The Tory minister managed to squeeze in a bit of last-minute lobbying ahead of the publication of a report by peers and MPs scrutinising her controversial communications data bill.
In an interview published today in the Murdoch-owned tabloid, May repeated the same points she made in April.
The Home Sec said of her snoopers' charter, which will cost £1.8bn to implement:
The people who say they’re against this bill need to look victims of serious crime, terrorism and child sex offences in the eye and tell them why they’re not prepared to give the police the powers they need to protect the public.
Anybody who is against this bill is putting politics before people’s lives. We would certainly see criminals going free as a result of this.
There will be paedophiles who will not be identified and it will reduce our ability to deal with this serious organised crime.

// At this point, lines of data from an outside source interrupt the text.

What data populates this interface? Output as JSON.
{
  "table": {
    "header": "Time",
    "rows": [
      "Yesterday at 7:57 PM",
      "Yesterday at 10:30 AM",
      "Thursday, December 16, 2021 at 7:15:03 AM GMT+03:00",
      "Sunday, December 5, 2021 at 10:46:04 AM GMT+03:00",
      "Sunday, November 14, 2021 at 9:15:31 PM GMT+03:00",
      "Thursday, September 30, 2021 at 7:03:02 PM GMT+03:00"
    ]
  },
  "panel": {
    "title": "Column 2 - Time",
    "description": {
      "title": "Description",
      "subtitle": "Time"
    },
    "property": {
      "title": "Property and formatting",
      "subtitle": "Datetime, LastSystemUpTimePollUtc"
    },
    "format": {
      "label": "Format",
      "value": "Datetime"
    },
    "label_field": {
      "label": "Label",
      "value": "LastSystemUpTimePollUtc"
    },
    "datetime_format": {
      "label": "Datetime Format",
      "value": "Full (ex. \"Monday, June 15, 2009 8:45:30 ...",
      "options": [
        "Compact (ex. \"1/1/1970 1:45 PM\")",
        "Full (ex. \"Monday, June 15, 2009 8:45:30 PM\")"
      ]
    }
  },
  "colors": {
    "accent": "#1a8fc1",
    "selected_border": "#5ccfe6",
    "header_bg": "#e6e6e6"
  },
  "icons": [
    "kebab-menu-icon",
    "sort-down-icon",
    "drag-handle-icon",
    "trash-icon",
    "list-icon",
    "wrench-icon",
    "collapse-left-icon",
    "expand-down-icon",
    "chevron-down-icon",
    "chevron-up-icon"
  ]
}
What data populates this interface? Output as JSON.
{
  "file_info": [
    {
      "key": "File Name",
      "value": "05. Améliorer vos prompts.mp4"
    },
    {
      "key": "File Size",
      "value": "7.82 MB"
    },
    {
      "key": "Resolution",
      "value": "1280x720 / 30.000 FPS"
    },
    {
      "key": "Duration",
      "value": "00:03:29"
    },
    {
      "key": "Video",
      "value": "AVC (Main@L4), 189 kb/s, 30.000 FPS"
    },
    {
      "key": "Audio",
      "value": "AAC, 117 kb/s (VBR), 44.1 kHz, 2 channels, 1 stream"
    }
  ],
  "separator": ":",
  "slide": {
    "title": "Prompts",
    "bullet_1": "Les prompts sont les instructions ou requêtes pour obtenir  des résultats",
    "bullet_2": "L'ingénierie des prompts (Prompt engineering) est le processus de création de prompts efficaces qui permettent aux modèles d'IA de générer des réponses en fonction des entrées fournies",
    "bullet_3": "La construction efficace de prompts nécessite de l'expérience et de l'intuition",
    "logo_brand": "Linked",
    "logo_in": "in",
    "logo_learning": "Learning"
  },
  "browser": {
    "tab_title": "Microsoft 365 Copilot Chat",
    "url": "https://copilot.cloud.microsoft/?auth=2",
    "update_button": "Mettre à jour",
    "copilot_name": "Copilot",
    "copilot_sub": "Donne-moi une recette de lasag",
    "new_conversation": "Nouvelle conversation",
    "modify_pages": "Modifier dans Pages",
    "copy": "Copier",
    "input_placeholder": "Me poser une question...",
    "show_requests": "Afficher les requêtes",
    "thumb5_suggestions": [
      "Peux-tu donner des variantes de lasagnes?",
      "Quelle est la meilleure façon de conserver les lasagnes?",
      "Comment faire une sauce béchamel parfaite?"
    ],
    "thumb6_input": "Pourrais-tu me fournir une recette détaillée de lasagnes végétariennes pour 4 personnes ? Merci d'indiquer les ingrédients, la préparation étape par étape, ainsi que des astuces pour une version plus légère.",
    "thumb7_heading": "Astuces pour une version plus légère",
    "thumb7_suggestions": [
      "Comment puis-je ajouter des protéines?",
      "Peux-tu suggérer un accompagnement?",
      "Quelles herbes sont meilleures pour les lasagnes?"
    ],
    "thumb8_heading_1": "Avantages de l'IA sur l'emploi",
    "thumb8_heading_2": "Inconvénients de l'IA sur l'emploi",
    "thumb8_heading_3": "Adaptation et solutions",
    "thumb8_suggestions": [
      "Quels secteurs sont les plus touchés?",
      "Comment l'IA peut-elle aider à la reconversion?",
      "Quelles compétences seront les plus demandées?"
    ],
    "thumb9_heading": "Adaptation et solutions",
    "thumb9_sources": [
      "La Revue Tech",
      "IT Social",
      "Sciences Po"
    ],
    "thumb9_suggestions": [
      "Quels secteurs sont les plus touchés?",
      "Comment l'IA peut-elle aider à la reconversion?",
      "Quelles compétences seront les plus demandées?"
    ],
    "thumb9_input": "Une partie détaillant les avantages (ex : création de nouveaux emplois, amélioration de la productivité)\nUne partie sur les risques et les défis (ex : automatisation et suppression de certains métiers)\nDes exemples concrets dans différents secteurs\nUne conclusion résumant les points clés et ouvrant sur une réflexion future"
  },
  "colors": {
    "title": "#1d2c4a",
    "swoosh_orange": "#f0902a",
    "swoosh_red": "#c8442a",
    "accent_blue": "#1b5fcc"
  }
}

Her comments came after it emerged Lib Dem MPs in the UK coalition government may reject May's plans to increase the monitoring of citizens' web activities if she failed to address concerns laid out by cross-party peers and MPs on the influential Home Affairs Select Committee.
Their report is expected to be published within the next two weeks.
On Saturday, The Sun reported that Lib Dem leader and Deputy Prime Minister Nick Clegg wants to stall plans to legislate greater snooping on internet communications - which would include requiring ISPs to retain sensitive subscriber data for 12 months - until 2014 to allow for further scrutiny of May's proposals. ®
COMMENTS
She may be right...
a snoopers charter may be able to prevent a death or two...
BUT
hundreds of thousands of people died to defend our freedom during World War II and that was considered a price worth paying. The attitude of May (and her friends in the Tory and Labour Parties) is that one death by a terrorist attack is too many, and it's worth undermining and abolishing every freedom we have if it can prevent a single death.
WRONG!
Creep
> serious crime, terrorism and child sex offences
All very laudable ... except we know from past experience of "anti-terrorism" laws that they get perverted, converted and subverted into general-purpose anti-anyone-we-don't-like laws. You can't pass a law to say "this will only be used against people we suspect of .... ", once a law is on the books, it becomes just another tool to be abused: like the chisel that gets used as a screwdriver - it wasn't designed for that, but that's what it gets used for if it's convenient.
So the scope of laws creep out from the well-intentioned uses they were first written for and become just another weight hanging around the neck of our freedoms. Great idea in theory - terrible implementation in practice.